Other activities continued as well. Work that could be performed with the system in operation continued throughout 2018 at both converter stations. This work included installing cable and new cooling towers as well as building assembly facilities. Detailed planning also continued throughout 2018 with Great River Energy, ABB and its subcontractors thinking ahead to help ensure a safe, quality 2019 upgrade.
Working with ABB, Great River Energy will complete an upgrade of its unique 436-mile HVDC system in spring 2019, when it replaces all the major components in its converter stations with current technology. Because of advancements in technology, the number of power conversion electronic components will be reduced by approximately 70%, bringing the number of thyristors down from approximately 8600 to only 2600.

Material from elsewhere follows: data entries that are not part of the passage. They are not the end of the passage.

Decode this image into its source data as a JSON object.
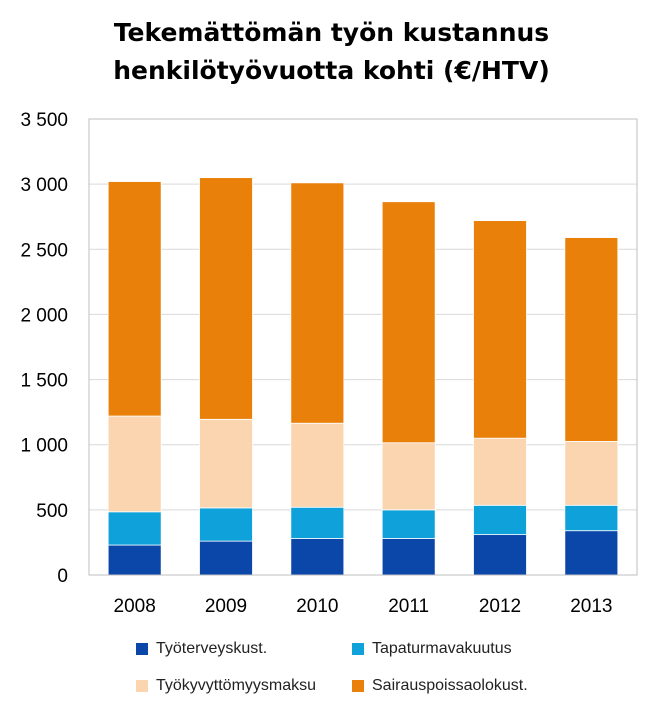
{
  "chart_data": {
    "type": "bar",
    "stacked": true,
    "title_lines": [
      "Tekemättömän työn kustannus",
      "henkilötyövuotta kohti (€/HTV)"
    ],
    "categories": [
      "2008",
      "2009",
      "2010",
      "2011",
      "2012",
      "2013"
    ],
    "series": [
      {
        "name": "Työterveyskust.",
        "color": "#0b47a8",
        "values": [
          230,
          260,
          280,
          280,
          310,
          340
        ]
      },
      {
        "name": "Tapaturmavakuutus",
        "color": "#0ea1da",
        "values": [
          255,
          255,
          240,
          220,
          225,
          195
        ]
      },
      {
        "name": "Työkyvyttömyysmaksu",
        "color": "#fbd5b0",
        "values": [
          735,
          680,
          645,
          515,
          515,
          490
        ]
      },
      {
        "name": "Sairauspoissaolokust.",
        "color": "#e8800a",
        "values": [
          1800,
          1855,
          1845,
          1850,
          1670,
          1565
        ]
      }
    ],
    "y_ticks": [
      "0",
      "500",
      "1 000",
      "1 500",
      "2 000",
      "2 500",
      "3 000",
      "3 500"
    ],
    "ylim": [
      0,
      3500
    ],
    "grid": true,
    "legend_position": "bottom"
  }
}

Overall, the project will bring Great River Energy and its member-owner co-ops a number of significant benefits. It will extend the life of this vital system and help to maintain long-term system reliability for 30 years or more. Fire hazards will be reduced when air-cooled valves are replaced with water-cooled valves, removing oil-based capacitors and reducing the risk of a catastrophic fire. There will be efficiency gains of at least 7 MW as well as an increase in transfer capability as a result of an increase in operating voltage. The overall goal is fewer line and plant trips aimed at reducing wear and maintenance needs at Coal Creek Station, the co-op’s largest power plant.

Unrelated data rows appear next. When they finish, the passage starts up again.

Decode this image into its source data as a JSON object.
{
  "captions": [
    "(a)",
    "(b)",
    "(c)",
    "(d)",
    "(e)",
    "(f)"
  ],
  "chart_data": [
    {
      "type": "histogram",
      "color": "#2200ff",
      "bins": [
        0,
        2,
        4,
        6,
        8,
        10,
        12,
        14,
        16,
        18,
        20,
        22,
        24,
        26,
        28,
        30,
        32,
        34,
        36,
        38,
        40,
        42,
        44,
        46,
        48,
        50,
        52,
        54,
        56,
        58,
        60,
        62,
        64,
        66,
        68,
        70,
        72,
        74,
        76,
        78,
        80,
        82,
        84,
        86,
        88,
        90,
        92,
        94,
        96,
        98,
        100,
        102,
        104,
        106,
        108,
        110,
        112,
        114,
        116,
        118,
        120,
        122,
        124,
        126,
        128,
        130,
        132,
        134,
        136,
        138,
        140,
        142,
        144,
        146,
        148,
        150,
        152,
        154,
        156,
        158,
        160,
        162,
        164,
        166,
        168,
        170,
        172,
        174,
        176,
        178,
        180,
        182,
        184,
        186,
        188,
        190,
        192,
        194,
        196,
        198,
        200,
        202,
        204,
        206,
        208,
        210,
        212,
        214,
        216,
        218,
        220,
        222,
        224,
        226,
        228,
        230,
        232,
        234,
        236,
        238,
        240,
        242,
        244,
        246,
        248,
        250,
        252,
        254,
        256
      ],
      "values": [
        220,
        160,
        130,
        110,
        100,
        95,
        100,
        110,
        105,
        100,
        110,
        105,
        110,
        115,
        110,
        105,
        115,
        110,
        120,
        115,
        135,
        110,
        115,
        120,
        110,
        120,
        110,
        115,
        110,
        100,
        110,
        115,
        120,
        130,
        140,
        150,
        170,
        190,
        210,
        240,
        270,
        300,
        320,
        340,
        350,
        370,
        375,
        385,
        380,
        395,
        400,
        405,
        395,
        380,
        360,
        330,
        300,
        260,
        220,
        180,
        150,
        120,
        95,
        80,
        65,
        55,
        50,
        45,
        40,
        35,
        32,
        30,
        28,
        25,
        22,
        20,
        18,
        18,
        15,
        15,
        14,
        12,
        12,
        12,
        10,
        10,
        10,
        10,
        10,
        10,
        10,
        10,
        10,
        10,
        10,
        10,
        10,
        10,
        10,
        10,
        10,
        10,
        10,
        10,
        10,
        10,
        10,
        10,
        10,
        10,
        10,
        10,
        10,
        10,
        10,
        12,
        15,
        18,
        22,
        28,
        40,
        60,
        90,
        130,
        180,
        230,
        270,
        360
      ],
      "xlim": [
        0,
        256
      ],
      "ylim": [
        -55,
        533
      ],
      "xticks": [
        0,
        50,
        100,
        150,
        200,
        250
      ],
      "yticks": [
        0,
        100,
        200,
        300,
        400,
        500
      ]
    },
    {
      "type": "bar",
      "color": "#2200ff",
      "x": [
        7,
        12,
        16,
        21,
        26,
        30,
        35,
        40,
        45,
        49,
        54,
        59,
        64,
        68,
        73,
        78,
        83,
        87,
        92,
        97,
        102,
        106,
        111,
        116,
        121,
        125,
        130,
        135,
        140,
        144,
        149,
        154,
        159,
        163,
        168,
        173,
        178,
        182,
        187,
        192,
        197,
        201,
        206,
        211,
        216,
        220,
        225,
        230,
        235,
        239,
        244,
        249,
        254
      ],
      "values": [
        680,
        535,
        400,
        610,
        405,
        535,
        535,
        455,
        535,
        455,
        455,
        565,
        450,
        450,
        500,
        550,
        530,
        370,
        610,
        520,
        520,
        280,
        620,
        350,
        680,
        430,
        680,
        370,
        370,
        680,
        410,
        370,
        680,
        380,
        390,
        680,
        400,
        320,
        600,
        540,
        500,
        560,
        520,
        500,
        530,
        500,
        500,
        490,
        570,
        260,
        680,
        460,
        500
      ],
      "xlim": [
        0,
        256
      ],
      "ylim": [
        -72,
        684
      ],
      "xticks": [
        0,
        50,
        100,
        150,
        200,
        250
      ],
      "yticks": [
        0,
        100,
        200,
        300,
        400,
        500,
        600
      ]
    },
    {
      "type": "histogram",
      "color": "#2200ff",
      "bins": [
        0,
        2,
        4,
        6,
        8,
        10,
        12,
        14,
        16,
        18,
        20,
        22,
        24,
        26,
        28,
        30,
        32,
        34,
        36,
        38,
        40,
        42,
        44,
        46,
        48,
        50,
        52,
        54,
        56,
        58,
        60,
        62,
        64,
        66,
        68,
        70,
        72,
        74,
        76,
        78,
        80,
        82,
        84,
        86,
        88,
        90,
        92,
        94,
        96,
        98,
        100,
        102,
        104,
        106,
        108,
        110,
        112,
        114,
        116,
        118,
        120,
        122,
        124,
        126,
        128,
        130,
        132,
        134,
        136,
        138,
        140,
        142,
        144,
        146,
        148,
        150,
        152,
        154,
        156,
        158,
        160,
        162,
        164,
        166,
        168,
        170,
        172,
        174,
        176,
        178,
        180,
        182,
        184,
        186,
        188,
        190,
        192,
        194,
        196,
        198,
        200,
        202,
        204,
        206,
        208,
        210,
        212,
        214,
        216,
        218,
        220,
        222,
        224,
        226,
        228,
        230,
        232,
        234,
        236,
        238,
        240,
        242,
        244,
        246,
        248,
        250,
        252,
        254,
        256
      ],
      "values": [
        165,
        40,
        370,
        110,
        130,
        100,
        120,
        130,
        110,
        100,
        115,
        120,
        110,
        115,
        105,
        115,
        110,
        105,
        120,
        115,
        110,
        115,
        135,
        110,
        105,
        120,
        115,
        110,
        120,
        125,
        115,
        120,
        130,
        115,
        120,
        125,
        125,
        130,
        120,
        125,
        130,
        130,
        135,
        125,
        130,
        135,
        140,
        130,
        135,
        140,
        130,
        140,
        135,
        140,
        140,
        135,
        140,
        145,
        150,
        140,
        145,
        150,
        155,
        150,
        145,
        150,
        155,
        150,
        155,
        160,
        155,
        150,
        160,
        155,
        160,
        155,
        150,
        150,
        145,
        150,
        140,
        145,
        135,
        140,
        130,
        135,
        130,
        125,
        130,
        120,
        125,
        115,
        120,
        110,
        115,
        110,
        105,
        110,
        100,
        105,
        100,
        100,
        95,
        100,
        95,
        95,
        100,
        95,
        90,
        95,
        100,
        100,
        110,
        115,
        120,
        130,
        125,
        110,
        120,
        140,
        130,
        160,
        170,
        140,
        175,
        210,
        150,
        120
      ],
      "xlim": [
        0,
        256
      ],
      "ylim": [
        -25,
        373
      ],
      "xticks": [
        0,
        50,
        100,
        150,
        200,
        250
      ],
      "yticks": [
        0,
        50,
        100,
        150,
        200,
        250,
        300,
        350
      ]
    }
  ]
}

Tony Ramunno ([email protected]) has been with Great River Energy for 18 years. As the director of power delivery, Ramunno has direct overall responsibility for transmission capital projects, design, construction and maintenance. He holds a BS degree in engineering from Youngstown State University and an MS degree in engineering from the University of St. Thomas. Ramunno has 30 years of experience in the electric utility industry.